Inch Chua is "heartbroken" over what she believes is a lack of support for local musicians in Singapore. (Yahoo! photo/ Ewen Boey)
Inch Chua is "heartbroken" over what she believes is a lack of support for local musicians in Singapore. (Yahoo! photo/ Ewen Boey)

Local musician Inch Chua is "heartbroken" over the lack of support for local music in Singapore, and has made the tough decision to leave her homeland to further her music career.

The 22-year-old singer-songwriter aired her frustration over the support -- or rather lack of support -- for local music in a note on Facebook earlier this week.

"I've always been one that's hopeful about things here, and I've been very positive. But after much much thinking and sitting on it for months, I decided it was the best decision to make if I wanted to grow as an artist," the pint-sized artiste told Yahoo! Singapore.

Chua is still in the midst of firming up the details of moving away, but it is understood that she will be heading to Los Angeles, which, according to her, has a more progressive environment for the arts.

Regarding her note on the social networking site, the singer of local band Allura said that it was initially private and not suppose to be circulated, but a couple of her musician friends wanted to post it so she made it public.

Despite packing her bags for greener pastures, the powerful siren insisted that there is still hope for Singapore music. She believes that there is only so much artistes can do, and indicated in her note that more support is needed from both the government and the people.

Chua declined to elaborate on what led to her online outburst and decision to leave her homeland, but revealed that the last straw was with regards to an un-named huge arts event.

"I'm not leaving permanently. Just for a season in my life to grow. There are many personal factors that led to my decision," she said.

"Just for the record, I've never once given up or will give up on Singapore," added the Chua.

Here is what she wrote in her note on Facebook:

This letter is probably not directed to any of my friends on facebook, the very kind people on my facebook fanpage and anyone who has ever (legally) downloaded or supported my music or of any other local artist.

But this is a letter, a letter from a very heartbroken Singaporean artist to the general mass of people who just don't care or are just too close-minded to see the big picture. Yes, you.
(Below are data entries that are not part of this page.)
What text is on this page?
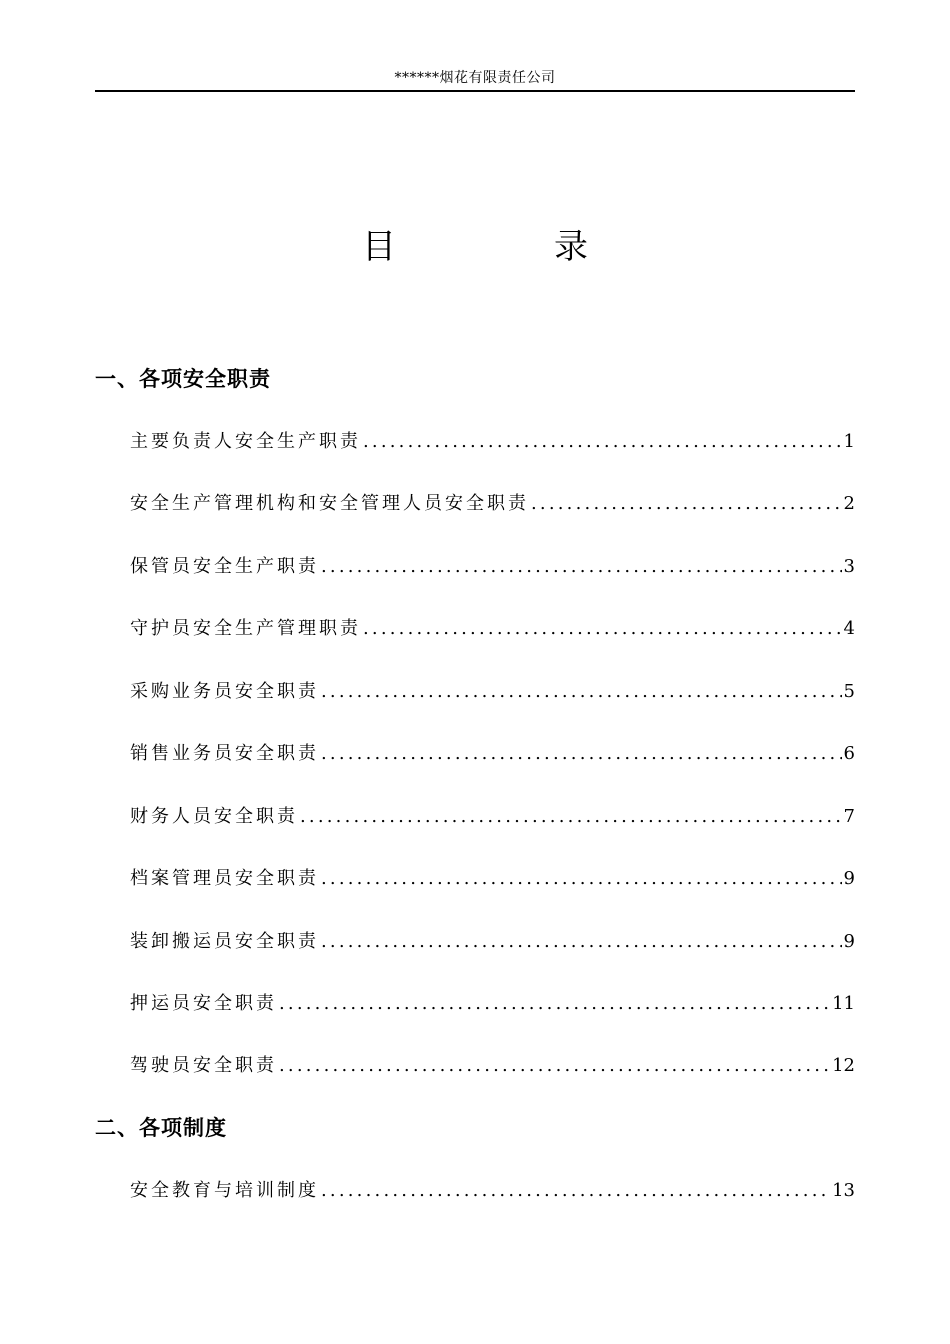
******烟花有限责任公司
目	录
一、各项安全职责
主要负责人安全生产职责 .....	1
安全生产管理机构和安全管理人员安全职责 .....	2
保管员安全生产职责 .....	3
守护员安全生产管理职责 .....	4
采购业务员安全职责 .....	5
销售业务员安全职责 .....	6
财务人员安全职责 .....	7
档案管理员安全职责 .....	9
装卸搬运员安全职责 .....	9
押运员安全职责 .....	11
驾驶员安全职责 .....	12
二、各项制度
安全教育与培训制度 .....	13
Its sad, because i don't think i could have tried any harder with you, Singapore. When it comes to you, it has always been an uphill battle, where i'm swimming against the currents. Time to time, i'd always catch you make comments like, "i don't like this band, they don't play any songs i know" or "oh, this band is good, they don't sound local".

Why? why are we possibly the only country where "local" has so much negative connotations tagged with it. why are we the only country where you're only considered a GOOD, COMPETENT musician when you can play covers. why are we the only bloody country where the press and media will have to INTENTIONALLY highlight that a local musician plays an "original compostition".

Why?!

Why am i not accepted in your working society? On a day to day basis i have to deal with a hefty amount of people judging me; assuming i've made some majorly bad decisions in my life to wind up a musician. Why can't i be musician? i don't need your definition of success to be placed upon me. i don't need your approval to do what i know i should be doing. i don't need you to tell me that there is no future in Singapore Music, i don't need you to tell me that what i'm doing is a lost cause.

Why?! Why do i have to try so hard to prove my worth about my contributions to society? why is it that our independent music community has minimal government support? why don't i have someone to count on?

So on this note, i'd like to annou(n)ce that i've decided to move to another country to pursue my career. i'm not giving up on you Singapore, but rather its due to the fact that its the only choice i have, thanks to your pathetic need of validation from elsewhere before you see things clearly for yourself.

i'm hurt and you know why. i'm angry because i've been hurt for a long time now.
But no matter how heartbroken i am, i'm now more ready than ever to get out of the boat and walk on water.

Yours Truly,
A 100% A HOME-GROWN SINGAPOREAN ARTIST & PROUD OF IT.